Ground floors of mixed-use buildings — which usually house shops selling daily commodities — give decent returns depending on their location. But Limaye said lately many builders have tried to build shops on the ground floor irrespective of the location, leading to oversupply.
"It has to be an arterial or sub-arterial road with decent traffic to make that investment pay," he said.
Know you repayment capacity and read the fine print
For many NRIs, the way to invest in property starts with a loan. But prudence has to be exercised in determining the loan amount and the choice of bank to ensure there are no big surprises later.
Though one would prefer to get the maximum available loan, it should be within the cost range of the property, said Krishnan Ramachandran, chief executive of Barjeel Geojit Securities, Dubai.

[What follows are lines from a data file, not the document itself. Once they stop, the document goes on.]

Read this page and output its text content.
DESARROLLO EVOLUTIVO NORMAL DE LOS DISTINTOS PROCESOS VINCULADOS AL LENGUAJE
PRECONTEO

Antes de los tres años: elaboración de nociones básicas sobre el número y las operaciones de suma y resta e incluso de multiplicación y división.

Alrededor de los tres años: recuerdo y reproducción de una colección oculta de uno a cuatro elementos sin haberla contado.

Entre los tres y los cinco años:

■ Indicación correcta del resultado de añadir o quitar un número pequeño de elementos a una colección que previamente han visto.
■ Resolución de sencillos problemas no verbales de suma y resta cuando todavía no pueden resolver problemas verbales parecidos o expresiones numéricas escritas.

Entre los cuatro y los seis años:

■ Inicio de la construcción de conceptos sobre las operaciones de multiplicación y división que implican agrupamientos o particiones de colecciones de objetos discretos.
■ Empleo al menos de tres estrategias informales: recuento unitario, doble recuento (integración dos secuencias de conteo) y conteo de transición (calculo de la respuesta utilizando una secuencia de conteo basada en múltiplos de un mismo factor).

"Ideally the loan should not exceed 75 to 80 per cent of the value of the property," he said, referring to the plight of many expatriate investors in the 2008-09 Dubai property bubble as an example of how excess leverage can demolish all financial planning and expectations.The interest rates offered by some banks and financial institutions in India are now at a peak level. The question is, would you borrow at these levels? At present floating interest rates range anywhere between 10.25 to 11.50 per cent a year for a 10 to 15-year home loan.
"Though there is a possibility of the rates coming down in the near term, the fact remains that the rate reductions will happen over the next one to three years and in a phased manner," Ramachandran said.
Anshuman Magazine, chairman of CB Richard Ellis India, said the wise thing to do is to talk to two or three banks and negotiate the best rate possible. For home loans it is important to read the fine print of the terms and conditions. Processing charges, mortgage modalities, loan prepayment conditions, commencement dates of EMIs, and loan draw down conditions should be evaluated, among other considerations.
Ask the loan officer to tell you everything you have to pay so that there are no hidden charges later, Magazine advised.
If there is a choice between a personal loan in the UAE and a house loan, Ramachandran is in favour of the house loan.
"It is certainly not advisable to borrow locally [a personal loan] and use that to repay home loans in India," he said. "First, the quantum of the personal loan may not be enough, and second, the rate differential is not very high to consider this arbitrage."
At best, it can work on a case to case basis, he added.